We can also create hybrid images. Similar to before, we take in two prompts, $p_1$ and $p_2$. The noise estimates for the prompts are:

\[\epsilon_1 = \epsilon_\theta(x_t, t, p_1) \hspace{5mm} \epsilon_2 = \epsilon_\theta(x_t, t, p_2)\]

The final noise estimate is then given by:

\[\epsilon = f_{low \, pass}(\epsilon_1) + f_{high \, pass}(\epsilon_2)\]

The rest of the process follows the same procedure. Some examples of generated hybrid images are shown below.

Image 1

Figure 14: Generated hybrid images.

Part B: Diffusion Models

Denoiser Model

We will now implement a diffusion model from scratch. Before implementing the diffusion model, we begin by implementing a denoiser, which takes in a noised image and tries to remove the noise present. To do this, we use the U-Net architecture as suggested in the project description. The dataset is MNIST, which has been corrupted with additive noise, as follows:

\[z_i=x_i+\sigma \epsilon_i\]

We show the impact of different noise in the figure below.

Image 1

Figure 15: MNIST with different noise level.

The network, during training, takes in a noised image and tries to output the desnoised image, the stochastic loss is then defined by

\[L =\frac{1}{n}\sum_{i=1}^n ||D_{\theta}(x_i+\sigma\epsilon_i) - x_i||_2^2\]

For the purpose of our training, we set $\sigma=0.5$. The network is trained for $5$ epochs with Adam optimizer with learning rate $10^{-4}$ and batch size of $32$. The training loss curve is shown below.

Image 1

Figure 16: Training loss curve for denoiser model.

We display the denoising result after the 1st and 5th epochs as below.

Image 1

Figure 17: Sample denoised results after 1st epoch. (Top row) Original image (Middle row) Corrupted image (Bottom row) Denoised image

We can see that the model has already learned how to denoise the corrupted images. Extending the training to 5 epochs gives us better results.

Image 1

Figure 18: Sample denoised results after 5th epoch. (Top row) Original image (Middle row) Corrupted image (Bottom row) Denoised image

We see that the model successfully removed the noises and recovered the handwritten images. We can also test the models’ performance on different noise level. From the figure below, we can see that our model is quite robust at different noise levels, despite not being trained on them.

Image 1

Figure 18: Denoiser is able to denoise images of different noise levels.

Diffusion Model

We now train a diffusion model. To do so, we first slightly modify the architecture of the U-Net to allow conditioning on the timestep. This is achieved through two linear layers with GeLU activation. The training of a diffusion model works as follows: at each step, we sample a timestep $p$, then noise the image according to:

\[x_t = \sqrt{\bar{\alpha_t}}x_0 + \sqrt{1-\bar{\alpha_t}}\epsilon\]

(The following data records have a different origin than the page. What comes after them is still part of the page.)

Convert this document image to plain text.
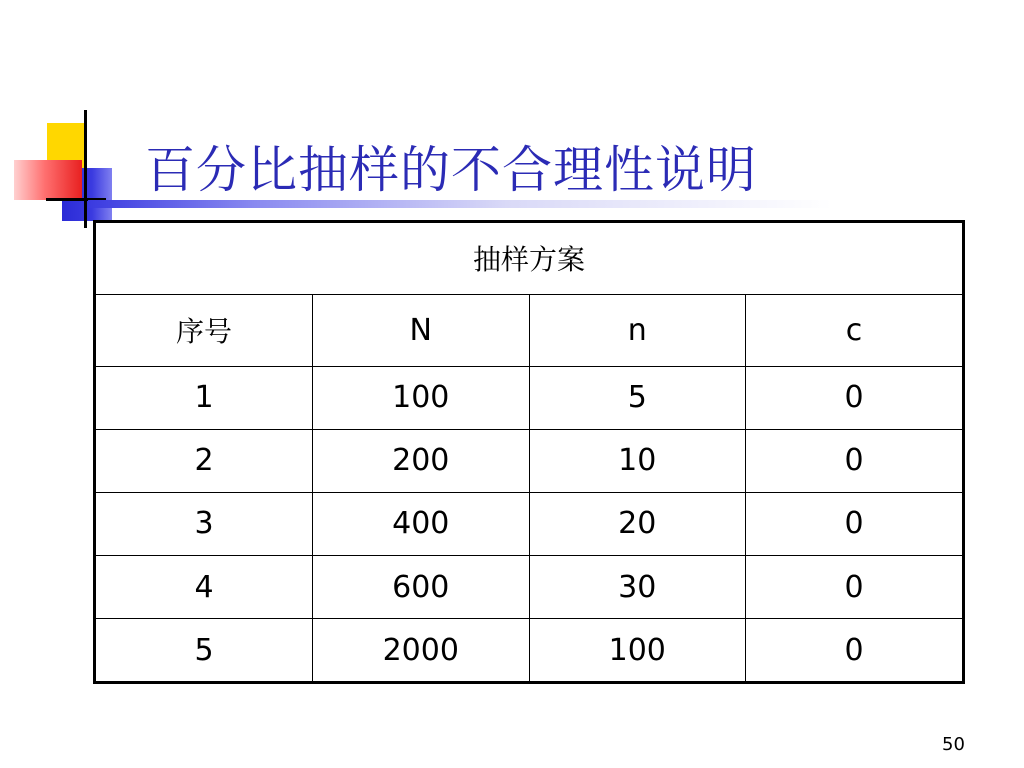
百分比抽样的不合理性说明
抽样方案			
序号	N	n	c
1	100	5	0
2	200	10	0
3	400	20	0
4	600	30	0
5	2000	100	0
50
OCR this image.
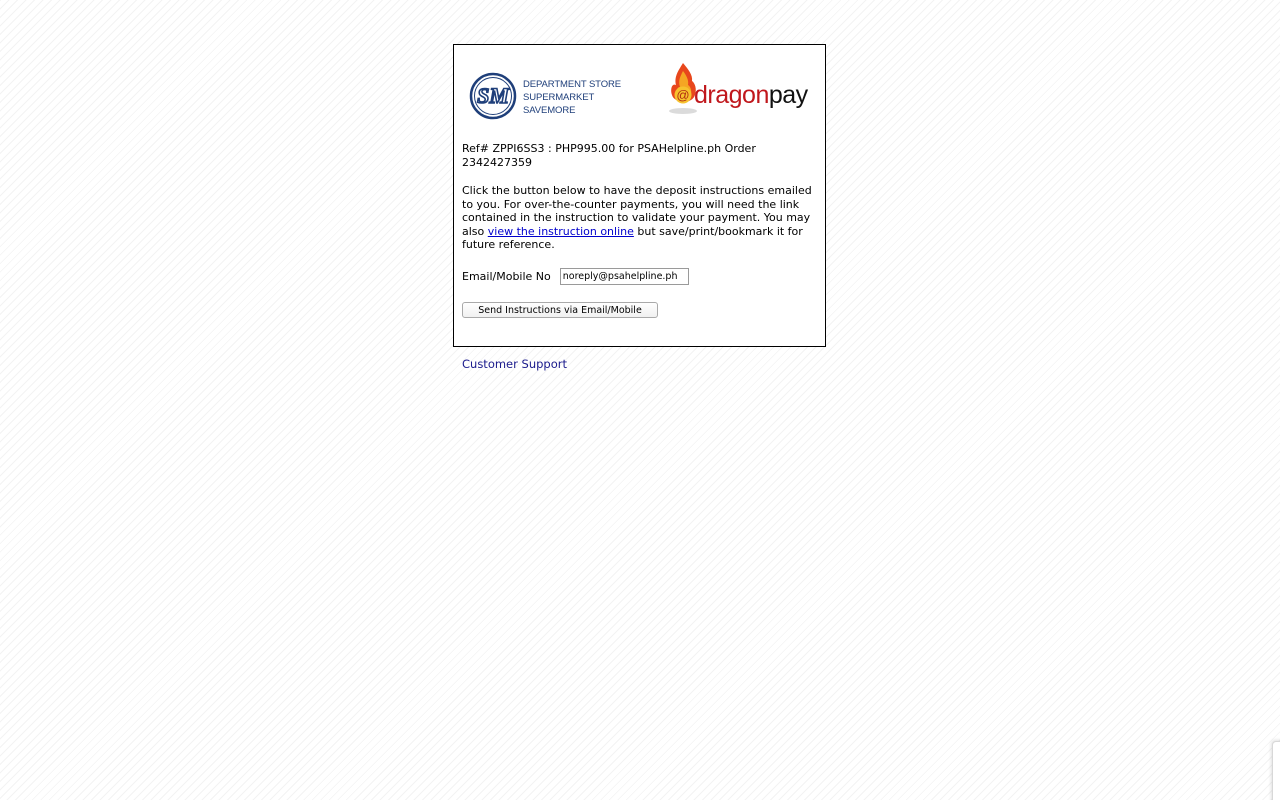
SM DEPARTMENT STORE
SUPERMARKET
SAVEMORE
@ dragonpay
Ref# ZPPI6SS3 : PHP995.00 for PSAHelpline.ph Order 2342427359
Click the button below to have the deposit instructions emailed to you. For over-the-counter payments, you will need the link contained in the instruction to validate your payment. You may also view the instruction online but save/print/bookmark it for future reference.
Email/Mobile No
noreply@psahelpline.ph
Send Instructions via Email/Mobile
Customer Support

where $\epsilon$ is sampled from a normal distribution. The model $\epsilon_{\theta}$ then tries to recover the noise that has been added. The final loss is the MSE between the estimated noise and the true noise. We trained the model for 20 epochs with an exponential scheduler and the Adam optimizer with a learning rate of $10^{-3}$. The training loss is shown below.

Image 1

Figure 19: Diffusion model training loss curve.

We generated samples during training. Some results are shown below. That that the model is capable of generating digits that is similar to the training data.

Image 1

Figure 20: Sample generation at different stage of training.

Diffusion Model With Class Conditioning

Note that the samples generated from the diffusion model can be any digit. We can add control by incorporating class conditioning, which works similarly to time conditioning, except that we pass a one-hot encoded class into the linear layers. We follow the modulated approach as suggested in the project description. Additionally, we added random dropouts with $p=0.1$ so that the model is sometimes trained without labels. Training the class-conditioned model works similarly to the previous setup. We use the same training configuration, and the training loss curve is shown below.

Image 1

Figure 21: Training loss of class-conditioned diffusion model.

Like before, we generated samples during training. Note that now the model is capable of generating the specific digits we specify.

Image 1

Figure 1: Labeled source and target images.